Здесь хозяин и гость обняли друг друга. Фюренгоф дал знать экономке, чтобы она отперла двери и проводила гостя. Удивленная Марта, думая, что она все это видит во сне, протерла себе глаза и наконец, уверенная, что обстоятельства приняли счастливый для ее господина оборот, с грубостью указала дорогу оскорбившему ее гостю. Когда барон услышал из окна скок лошади за Меттою и удостоверился, что Никласзон далеко, обратился с усмешкою к домоправительнице и ласково сказал ей:
– Подумай хорошенько; принесло окаянного в пьяном виде, ночью и черт знает зачем! А-а, дружище! Кажется, еще человек одолженный! и место получил через меня, и освобожден от петли.
– Что делать, сударь! – отвечала Марта, поправляя чепчик на голове и подбирая под него растрепанные волосы. – Ныне такие наступили времена тяжелые, что никто не помнит заслуг. Век живи, век учись!
Минута сладкого свиданья,
И для меня блеснула ты!
Еще накануне дня рождения богатой наследницы все было в движении на мызе гельметской. Суетились, бегали, толкали друг друга, требовали, отпускали и старались еще заранее праздновать день этот искусными урывками того, сего из достояния помещицы – не хозяйки, чтобы сделать себе елико возможный запасец на будущее время. Начиная с амтмана фон Шнурбауха, в некоторых случаях необыкновенно награжденного даром предвидения, до поваренка, замыкавшего фалангу дворового штата, у всех, более или менее, было рыльце в пушку. Разумеется, что, чем важнее считалось должностное лицо, чем круг надзора его был обширнее, тем шире был карман, в котором сосредоточивались подати за пропуск разных грехов против осьмой заповеди. Амтман, с важною частицею фон, под видом сбереженья господского интереса, откладывал в свою экономию разные плоды тонкой математической промышленности; ключница прятала недовески и привески; повара передавали женам излишки, а поваренки, облизывая преисправно сладкие остатки, отделяли от души лучшие кусочки пригожей дворовой девчонке. Самые моськи супруги фон Шнурбауха слаще поели в этот день, нежели в обыкновенные, хотя она в простые дни кормила их из собственных рук, иногда из одного с нею блюда, едва ли не лучше своей высокой половины. Между тем с верхней до низшей ступени баронессина двора читали друг другу строжайшие наставления о честности и, в пример ужасных злоупотреблений, которых избегать надо, выставляли (уж конечно, не себя! кто себе лиходей?) соседние мызы; кричали много, грозили наказаниями (тогда, когда забывалось правило дележа) и преисправно обеспечивали себя на будущее время. Что делать? так водится не в одних баронских домах. В кухнях и приспешенных варились, жарились и пеклись всякого рода огромные припасы, как будто готовились угощать целый полк, и приятный запах от яств доносился до окна бедного селянина, доедавшего ломоть хлеба пополам с мякиной. Правда, и крестьянам баронессиным готовились угощенья и веселости: жарились для них целые быки, катились на господский двор бочки с вином, шились наряды для новобрачной четы и сыгрывались гудочники и волыночники. Чухонцы, послышав об этих приготовлениях, заранее разевали рот от удивления и с нетерпением поджидали у своего окна, когда староста или кубиас [старшина в деревне у латышей называется по-нашему старостою, у чухонцев (или эстов) – кубиасом].

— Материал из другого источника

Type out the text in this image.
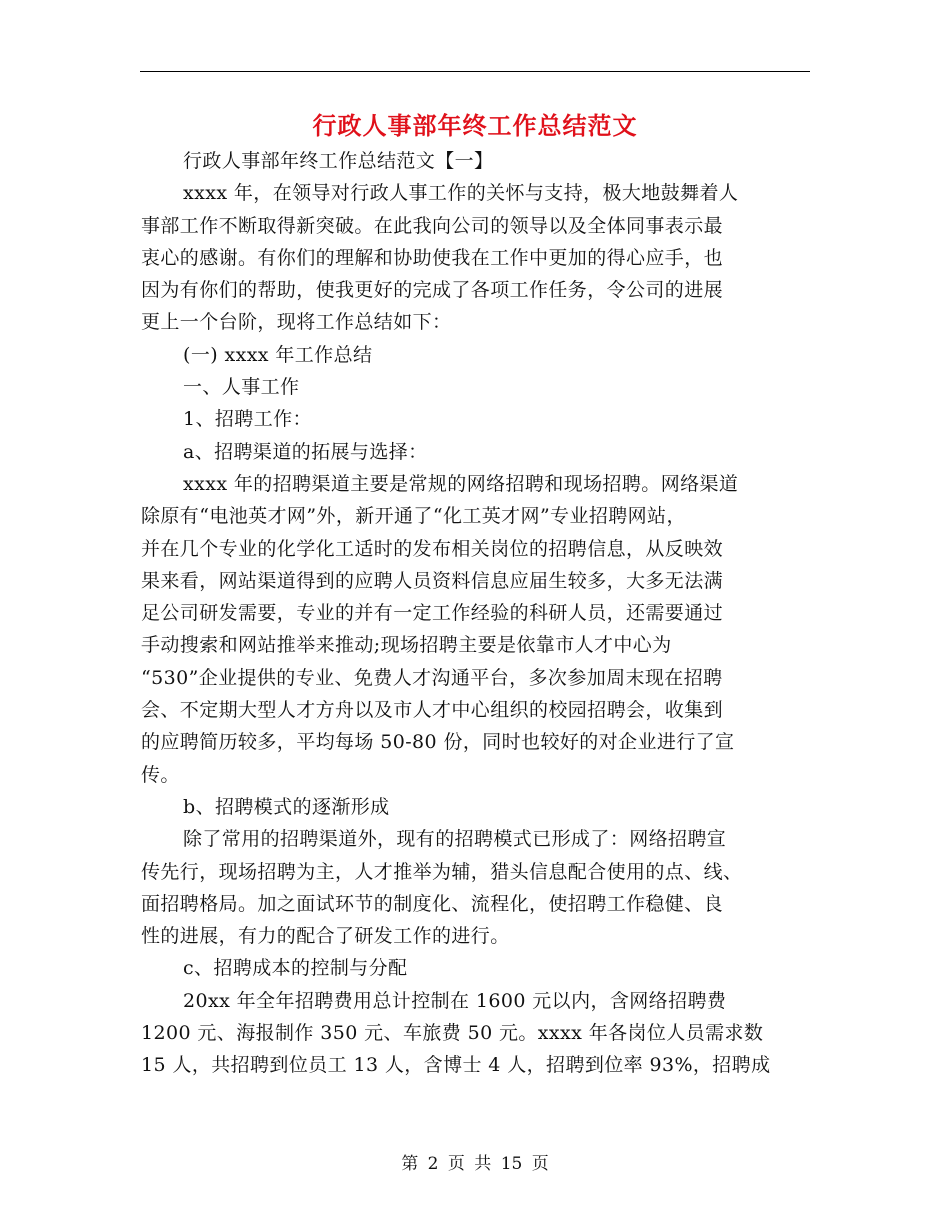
行政人事部年终工作总结范文
行政人事部年终工作总结范文【一】
xxxx 年，在领导对行政人事工作的关怀与支持，极大地鼓舞着人
事部工作不断取得新突破。在此我向公司的领导以及全体同事表示最
衷心的感谢。有你们的理解和协助使我在工作中更加的得心应手，也
因为有你们的帮助，使我更好的完成了各项工作任务，令公司的进展
更上一个台阶，现将工作总结如下：
(一) xxxx 年工作总结
一、人事工作
1、招聘工作：
a、招聘渠道的拓展与选择：
xxxx 年的招聘渠道主要是常规的网络招聘和现场招聘。网络渠道
除原有“电池英才网”外，新开通了“化工英才网”专业招聘网站，
并在几个专业的化学化工适时的发布相关岗位的招聘信息，从反映效
果来看，网站渠道得到的应聘人员资料信息应届生较多，大多无法满
足公司研发需要，专业的并有一定工作经验的科研人员，还需要通过
手动搜索和网站推举来推动;现场招聘主要是依靠市人才中心为
“530”企业提供的专业、免费人才沟通平台，多次参加周末现在招聘
会、不定期大型人才方舟以及市人才中心组织的校园招聘会，收集到
的应聘简历较多，平均每场 50-80 份，同时也较好的对企业进行了宣
传。
b、招聘模式的逐渐形成
除了常用的招聘渠道外，现有的招聘模式已形成了：网络招聘宣
传先行，现场招聘为主，人才推举为辅，猎头信息配合使用的点、线、
面招聘格局。加之面试环节的制度化、流程化，使招聘工作稳健、良
性的进展，有力的配合了研发工作的进行。
c、招聘成本的控制与分配
20xx 年全年招聘费用总计控制在 1600 元以内，含网络招聘费
1200 元、海报制作 350 元、车旅费 50 元。xxxx 年各岗位人员需求数
15 人，共招聘到位员工 13 人，含博士 4 人，招聘到位率 93%，招聘成
第 2 页 共 15 页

Той палкой в замок их погонит веселиться, которая столько раз и так немилосердо гоняла их на барщину и напоминала о податях. Таков грубый сын природы! Сытное угощение, шумный праздник заставляют его забыть все бремя его состояния и то, что веселости эти делаются на его счет. Надо прибавить: таковы иногда бывали и помещики, что решались скорее истратить тысячи на сельский праздник, нежели простить несколько десятков рублей оброчной недоимки или рабочих дней немощным крестьянам!